Preliminary results have demonstrated that NAC, a GSH precursor, may be beneficial in psychotic disorders [69]. NAC has been shown to be efficacious in reducing the symptom burden [70], especially negative [71] and cognitive symptoms [72], and has the potential to alleviate treatment resistance in schizophrenia [73]. Our results suggest that treatments such as NAC may be efficacious particularly in patients who demonstrate an early poor response to antipsychotic medication, as they are likely to have a lower ability to synthesize GSH in response to glutamatergic excess.
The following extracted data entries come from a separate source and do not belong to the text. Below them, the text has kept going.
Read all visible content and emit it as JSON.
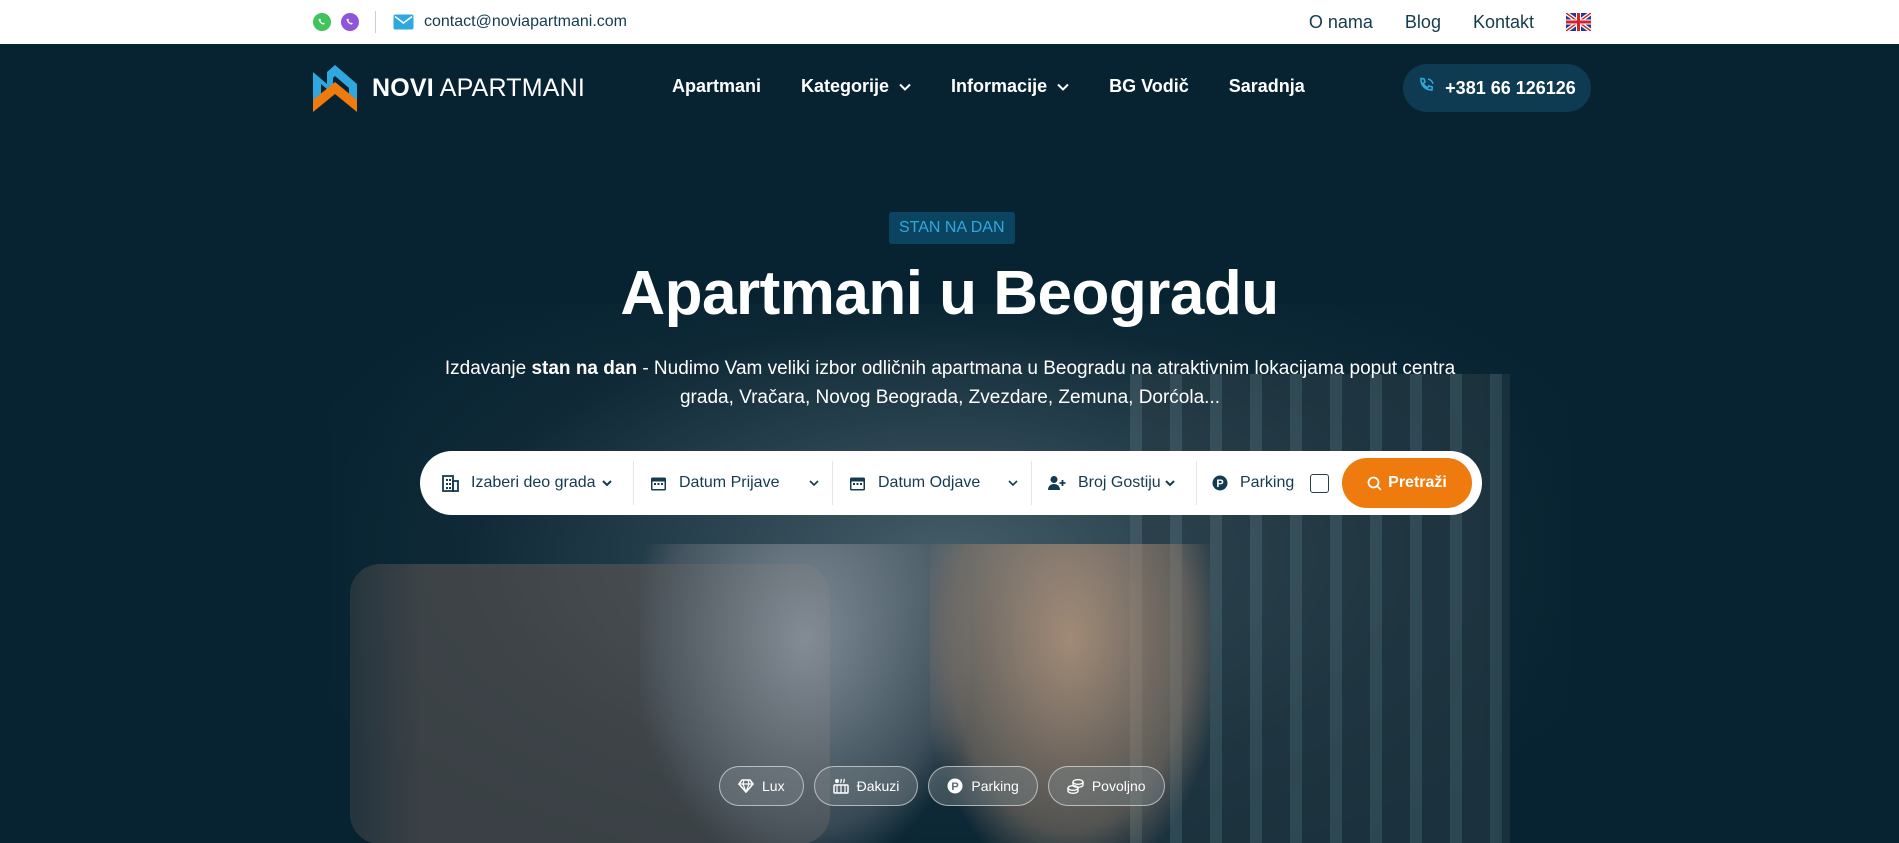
{
  "topbar": {
    "email": "contact@noviapartmani.com",
    "links": [
      "O nama",
      "Blog",
      "Kontakt"
    ],
    "icons": [
      "whatsapp-icon",
      "viber-icon",
      "mail-icon",
      "uk-flag-icon"
    ]
  },
  "header": {
    "logo_bold": "NOVI",
    "logo_rest": " APARTMANI",
    "menu": [
      "Apartmani",
      "Kategorije",
      "Informacije",
      "BG Vodič",
      "Saradnja"
    ],
    "phone": "+381 66 126126"
  },
  "hero": {
    "badge": "STAN NA DAN",
    "title": "Apartmani u Beogradu",
    "subtitle_part1": "Izdavanje ",
    "subtitle_bold": "stan na dan",
    "subtitle_part2": " - Nudimo Vam veliki izbor odličnih apartmana u Beogradu na atraktivnim lokacijama poput centra grada, Vračara, Novog Beograda, Zvezdare, Zemuna, Dorćola..."
  },
  "search": {
    "district": "Izaberi deo grada",
    "checkin": "Datum Prijave",
    "checkout": "Datum Odjave",
    "guests": "Broj Gostiju",
    "parking": "Parking",
    "button": "Pretraži"
  },
  "chips": [
    "Lux",
    "Đakuzi",
    "Parking",
    "Povoljno"
  ],
  "colors": {
    "navy": "#072331",
    "accent_orange": "#ef7a0e",
    "badge_blue": "#2fa8e0"
  }
}
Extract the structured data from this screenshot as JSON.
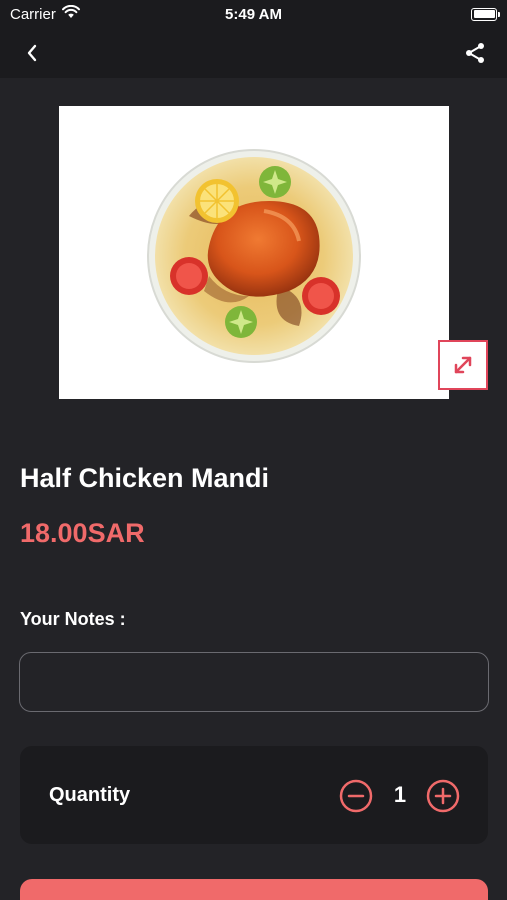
{
  "status_bar": {
    "carrier": "Carrier",
    "time": "5:49 AM"
  },
  "nav": {
    "back_icon": "chevron-left-icon",
    "share_icon": "share-icon"
  },
  "product": {
    "image_alt": "dish-image",
    "name": "Half Chicken Mandi",
    "price": "18.00SAR"
  },
  "notes": {
    "label": "Your Notes :",
    "value": "",
    "placeholder": ""
  },
  "quantity": {
    "label": "Quantity",
    "value": "1"
  },
  "colors": {
    "accent": "#f06a6a",
    "expand_border": "#e0455a",
    "background": "#232327",
    "bar": "#1b1b1e"
  }
}
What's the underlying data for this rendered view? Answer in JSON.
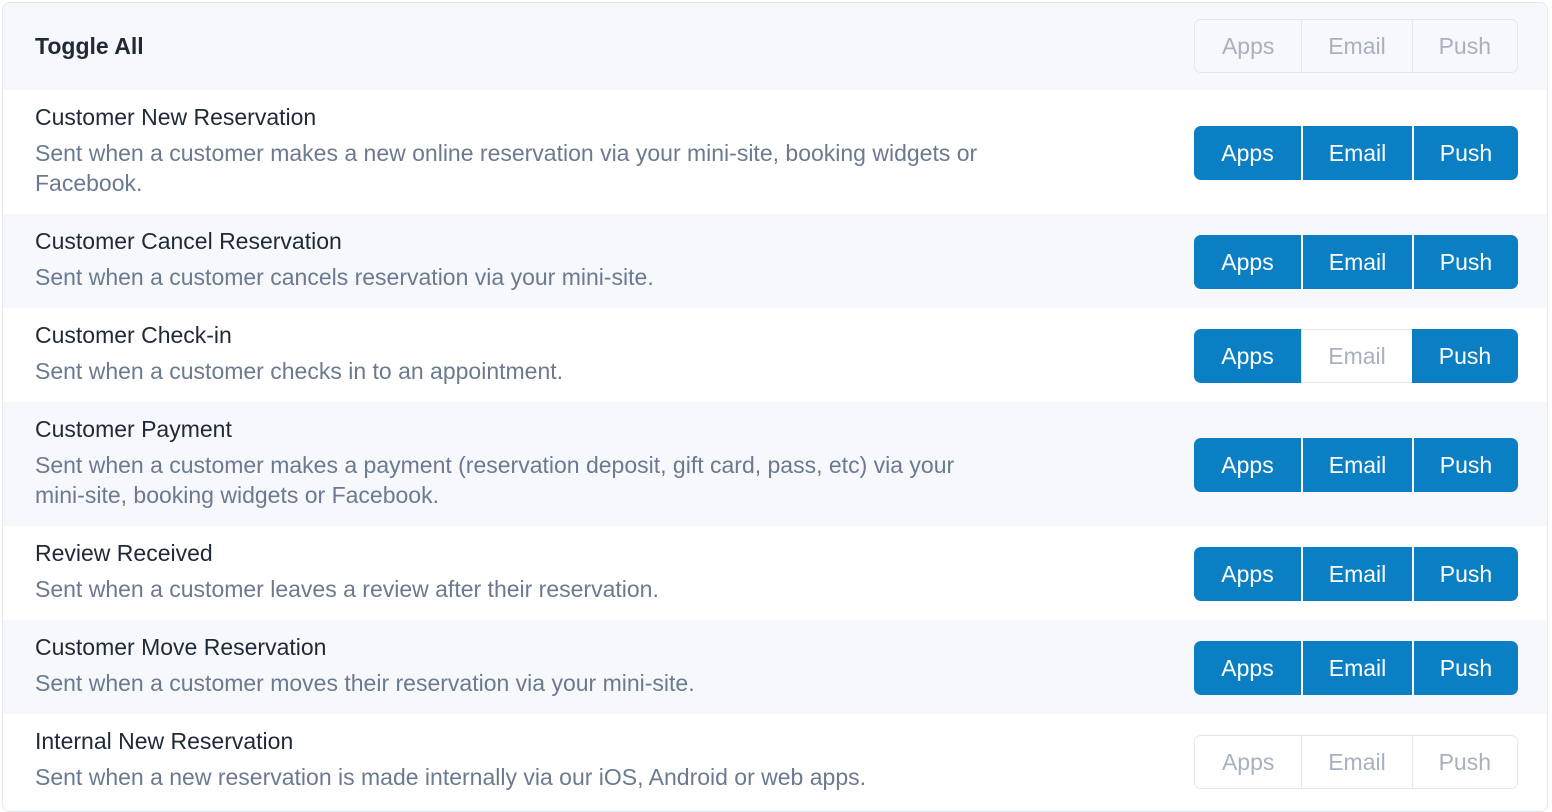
{
  "header": {
    "label": "Toggle All",
    "buttons": [
      {
        "label": "Apps",
        "active": false
      },
      {
        "label": "Email",
        "active": false
      },
      {
        "label": "Push",
        "active": false
      }
    ]
  },
  "rows": [
    {
      "title": "Customer New Reservation",
      "description": "Sent when a customer makes a new online reservation via your mini-site, booking widgets or Facebook.",
      "buttons": [
        {
          "label": "Apps",
          "active": true
        },
        {
          "label": "Email",
          "active": true
        },
        {
          "label": "Push",
          "active": true
        }
      ]
    },
    {
      "title": "Customer Cancel Reservation",
      "description": "Sent when a customer cancels reservation via your mini-site.",
      "buttons": [
        {
          "label": "Apps",
          "active": true
        },
        {
          "label": "Email",
          "active": true
        },
        {
          "label": "Push",
          "active": true
        }
      ]
    },
    {
      "title": "Customer Check-in",
      "description": "Sent when a customer checks in to an appointment.",
      "buttons": [
        {
          "label": "Apps",
          "active": true
        },
        {
          "label": "Email",
          "active": false
        },
        {
          "label": "Push",
          "active": true
        }
      ]
    },
    {
      "title": "Customer Payment",
      "description": "Sent when a customer makes a payment (reservation deposit, gift card, pass, etc) via your mini-site, booking widgets or Facebook.",
      "buttons": [
        {
          "label": "Apps",
          "active": true
        },
        {
          "label": "Email",
          "active": true
        },
        {
          "label": "Push",
          "active": true
        }
      ]
    },
    {
      "title": "Review Received",
      "description": "Sent when a customer leaves a review after their reservation.",
      "buttons": [
        {
          "label": "Apps",
          "active": true
        },
        {
          "label": "Email",
          "active": true
        },
        {
          "label": "Push",
          "active": true
        }
      ]
    },
    {
      "title": "Customer Move Reservation",
      "description": "Sent when a customer moves their reservation via your mini-site.",
      "buttons": [
        {
          "label": "Apps",
          "active": true
        },
        {
          "label": "Email",
          "active": true
        },
        {
          "label": "Push",
          "active": true
        }
      ]
    },
    {
      "title": "Internal New Reservation",
      "description": "Sent when a new reservation is made internally via our iOS, Android or web apps.",
      "buttons": [
        {
          "label": "Apps",
          "active": false
        },
        {
          "label": "Email",
          "active": false
        },
        {
          "label": "Push",
          "active": false
        }
      ]
    }
  ],
  "colors": {
    "active": "#0a7fc4",
    "inactive_text": "#a7b1bf",
    "title_text": "#1f2937",
    "desc_text": "#6b7a90",
    "alt_row": "#f6f8fb"
  }
}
While MRS indices are indirect measures of tissue metabolite concentrations [74], given the evidence that oral NAC administration in patients with schizophrenia increases GSH content in the ACC [69], we consider MRS as a viable tool for translational investigations into the redox abnormalities of schizophrenia. More speculatively, we suggest that the association of ACC GSH levels at baseline and eventual clozapine-eligibility would be worth investigating in the future, given the lack of objective predictors of clozapine requirement in schizophrenia.